The Courier & Advertiser (Angus and Dundee)
Blow to new finance giant as Widows pulls billions
FUNDS: Standard Life Aberdeen dismay as Scottish Widows cuts asset management ties
Shares in Standard Life Aberdeen took a hit yesterday after Scottish Widows confirmed it was pulling £109 billion of assets placed under the management of the newly formed finance giant.
SLA co-chief executives Martin Gilbert and Keith Skeoch were “disappointed” by Scottish Widows’ and parent Lloyds Banking Group’s decision to terminate the current investment management arrangement.
Scottish Widows placed the funds with Aberdeen Asset Management in 2014, prior to its multi-billion-pound merger with Standard Life last year.
SLA said it will take an impairment charge of around £40 million on the “intangible asset relating to the LBG (Lloyds) customer relationship recognised at the time of the merger” in its 2017 full-year results.
“We are disappointed by this decision in the context of the strong performance and good service we have delivered for LBG, Scottish Widows and their customers,” Mr Gilbert and Mr Skeoch said.
“We will be discussing the implications of this with LBG and Scottish Widows.”
Scottish Widows said its contract with Aberdeen enabled it to terminate its relationship in the event of a change of control with a material competitor.
It said Aberdeen’s merger with Standard Life allowed it to trigger the contract clause as Standard Life was a competitor of both it and Lloyd’s Banking Group’s Wealth business.

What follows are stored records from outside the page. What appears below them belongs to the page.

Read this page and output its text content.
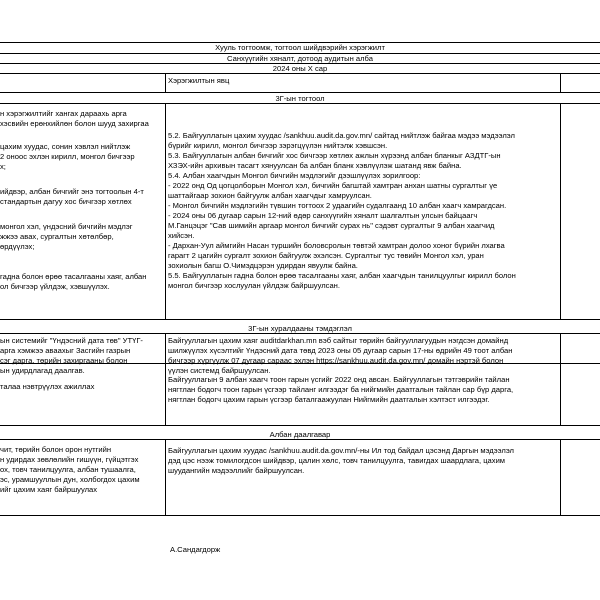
Хууль тогтоомж, тогтоол шийдвэрийн хэрэгжилт
Санхүүгийн хяналт, дотоод аудитын алба
2024 оны X сар
Хэрэгжилтын явц
3Г-ын тогтоол
3Г-ын хуралдааны тэмдэглэл
Албан даалгавар
н хэрэгжилтийг хангах дараахь арга
хэсвийн ерөнхийлөн болон шууд захиргаа
цахим хуудас, сонин хэвлэл нийтлэж
2 оноос эхлэн кирилл, монгол бичгээр
х;
ийдвэр, албан бичгийг энэ тогтоолын 4-т
стандартын дагуу хос бичгээр хөтлөх
монгол хэл, үндэсний бичгийн мэдлэг
жжээ авах, сургалтын хөтөлбөр,
өрдүүлэх;
гадна болон өрөө тасалгааны хаяг, албан
ол бичгээр үйлдэж, хэвшүүлэх.
ын системийг "Үндэсний дата төв" УТҮГ-
арга хэмжээ аваахыг Засгийн газрын
сэг дарга, төрийн захиргааны болон
ын удирдлагад даалгав.
талаа нэвтрүүлэх ажиллах
чит, төрийн болон орон нутгийн
н удирдах зөвлөлийн гишүүн, гүйцэтгэх
ох, товч танилцуулга, албан тушаалга,
эс, урамшууллын дун, холбогдох цахим
ийг цахим хаяг байршуулах
5.2. Байгууллагын цахим хуудас /sankhuu.audit.da.gov.mn/ сайтад нийтлэж байгаа мэдээ мэдээлэл
бүрийг кирилл, монгол бичгээр зэрэгцүүлэн нийтэлж хэвшсэн.
5.3. Байгууллагын албан бичгийг хос бичгээр хөтлөх ажлын хүрээнд албан бланкыг АЗДТГ-ын
ХЗЭХ-ийн архивын тасагт хянуулсан ба албан бланк хэвлүүлэж шатанд явж байна.
5.4. Албан хаагчдын Монгол бичгийн мэдлэгийг дээшлүүлэх зорилгоор:
- 2022 онд Од цогцолборын Монгол хэл, бичгийн багштай хамтран анхан шатны сургалтыг үе
шаттайгаар зохион байгуулж албан хаагчдыг хамруулсан.
- Монгол бичгийн мэдлэгийн түвшин тогтоох 2 удаагийн судалгаанд 10 албан хаагч хамрагдсан.
- 2024 оны 06 дугаар сарын 12-ний өдөр санхүүгийн хяналт шалгалтын улсын байцаагч
М.Ганцэцэг "Сав шимийн аргаар монгол бичгийг сурах нь" сэдэвт сургалтыг 9 албан хаагчид
хийсэн.
- Дархан-Уул аймгийн Насан туршийн боловсролын төвтэй хамтран долоо хоног бүрийн лхагва
гарагт 2 цагийн сургалт зохион байгуулж эхэлсэн. Сургалтыг тус төвийн Монгол хэл, уран
зохиолын багш О.Чимэдцэрэн удирдан явуулж байна.
5.5. Байгууллагын гадна болон өрөө тасалгааны хаяг, албан хаагчдын танилцуулгыг кирилл болон
монгол бичгээр хослуулан үйлдэж байршуулсан.
Байгууллагын цахим хаяг auditdarkhan.mn вэб сайтыг төрийн байгууллагуудын нэгдсэн домайнд
шилжүүлэх хүсэлтийг Үндэсний дата төвд 2023 оны 05 дугаар сарын 17-ны өдрийн 49 тоот албан
бичгээр хүргүүлж 07 дугаар сараас эхлэн https://sankhuu.audit.da.gov.mn/ домайн нэртэй болон
үүлэн системд байршуулсан.
Байгууллагын 9 албан хаагч тоон гарын үсгийг 2022 онд авсан. Байгууллагын тэтгэврийн тайлан
нягтлан бодогч тоон гарын үсгээр тайланг илгээдэг ба нийгмийн даатгалын тайлан сар бүр дарга,
нягтлан бодогч цахим гарын үсгээр баталгаажуулан Нийгмийн даатгалын хэлтэст илгээдэг.
Байгууллагын цахим хуудас /sankhuu.audit.da.gov.mn/-ны Ил тод байдал цэсэнд Даргын мэдээлэл
дэд цэс нээж томилогдсон шийдвэр, цалин хөлс, товч танилцуулга, тавигдах шаардлага, цахим
шуудангийн мэдээллийг байршуулсан.
А.Сандагдорж
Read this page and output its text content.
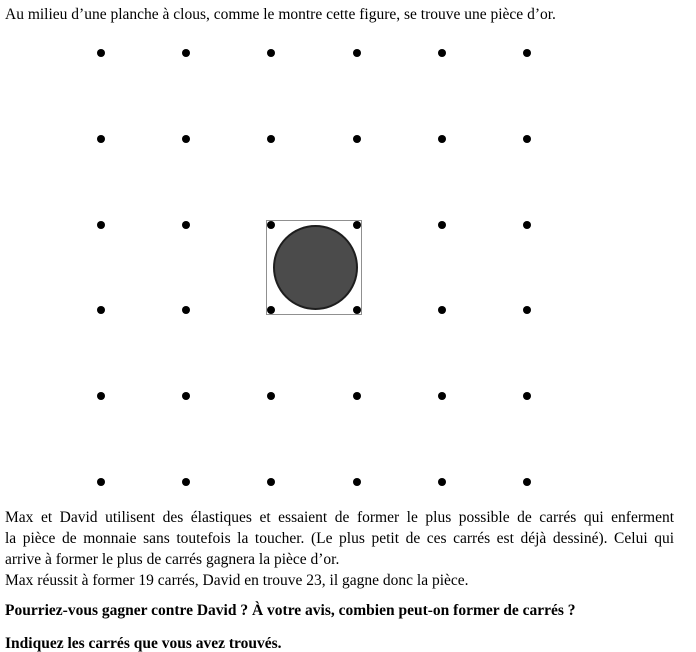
Au milieu d’une planche à clous, comme le montre cette figure, se trouve une pièce d’or.
Max et David utilisent des élastiques et essaient de former le plus possible de carrés qui enferment
la pièce de monnaie sans toutefois la toucher. (Le plus petit de ces carrés est déjà dessiné). Celui qui
arrive à former le plus de carrés gagnera la pièce d’or.
Max réussit à former 19 carrés, David en trouve 23, il gagne donc la pièce.
Pourriez-vous gagner contre David ? À votre avis, combien peut-on former de carrés ?
Indiquez les carrés que vous avez trouvés.
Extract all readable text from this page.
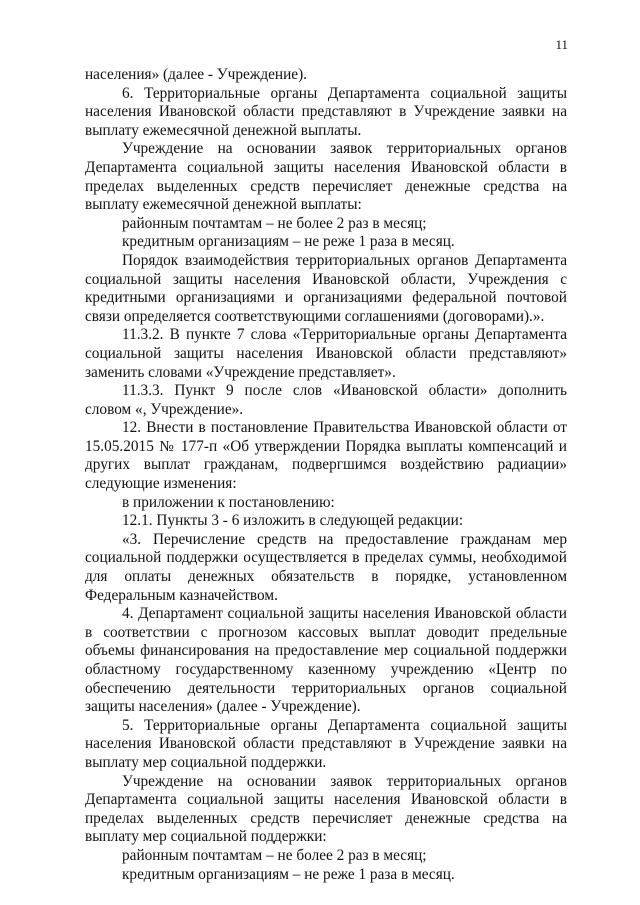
11

населения» (далее - Учреждение).

6. Территориальные органы Департамента социальной защиты населения Ивановской области представляют в Учреждение заявки на выплату ежемесячной денежной выплаты.

Учреждение на основании заявок территориальных органов Департамента социальной защиты населения Ивановской области в пределах выделенных средств перечисляет денежные средства на выплату ежемесячной денежной выплаты:

районным почтамтам – не более 2 раз в месяц;

кредитным организациям – не реже 1 раза в месяц.

Порядок взаимодействия территориальных органов Департамента социальной защиты населения Ивановской области, Учреждения с кредитными организациями и организациями федеральной почтовой связи определяется соответствующими соглашениями (договорами).».

11.3.2. В пункте 7 слова «Территориальные органы Департамента социальной защиты населения Ивановской области представляют» заменить словами «Учреждение представляет».

11.3.3. Пункт 9 после слов «Ивановской области» дополнить словом «, Учреждение».

12. Внести в постановление Правительства Ивановской области от 15.05.2015 № 177-п «Об утверждении Порядка выплаты компенсаций и других выплат гражданам, подвергшимся воздействию радиации» следующие изменения:

в приложении к постановлению:

12.1. Пункты 3 - 6 изложить в следующей редакции:

«3. Перечисление средств на предоставление гражданам мер социальной поддержки осуществляется в пределах суммы, необходимой для оплаты денежных обязательств в порядке, установленном Федеральным казначейством.

4. Департамент социальной защиты населения Ивановской области в соответствии с прогнозом кассовых выплат доводит предельные объемы финансирования на предоставление мер социальной поддержки областному государственному казенному учреждению «Центр по обеспечению деятельности территориальных органов социальной защиты населения» (далее - Учреждение).

5. Территориальные органы Департамента социальной защиты населения Ивановской области представляют в Учреждение заявки на выплату мер социальной поддержки.

Учреждение на основании заявок территориальных органов Департамента социальной защиты населения Ивановской области в пределах выделенных средств перечисляет денежные средства на выплату мер социальной поддержки:

районным почтамтам – не более 2 раз в месяц;

кредитным организациям – не реже 1 раза в месяц.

However, a six-month grace period was agreed to allow the parties to “discuss in good faith ways to build a successful relationship and address the competition issue.”
Scottish Widows said the deadline had passed without agreement and the decision had been taken to terminate partnerships with SLA and institute a wider review of its long-term asset management arrangements.
The company said Aberdeen had delivered good service and performance in its asset management role and would welcome its participation in the review if SLA was able to resolve the competition issue.
There will be no immediate changes for customers as a result of Scottish Widows’ decision, with any new arrangements likely to come in the first half of next year.
“Given the merger of Standard Life and Aberdeen has resulted in our assets being managed by a material competitor, it is now appropriate to review our long-term asset management arrangements to ensure they remain up-to-date and that customers continue to receive good service and investment performance,” Antonio Lorenzo, chief executive of Scottish Widows and group director of insurance and wealth, said.
“Therefore, we will begin an in-depth assessment of the market to identify a long-term strategic partner, or partners, to manage the current £109bn of assets.”
Shares in Standard Life Aberdeen fell 7.53% or 29.30p to 360p.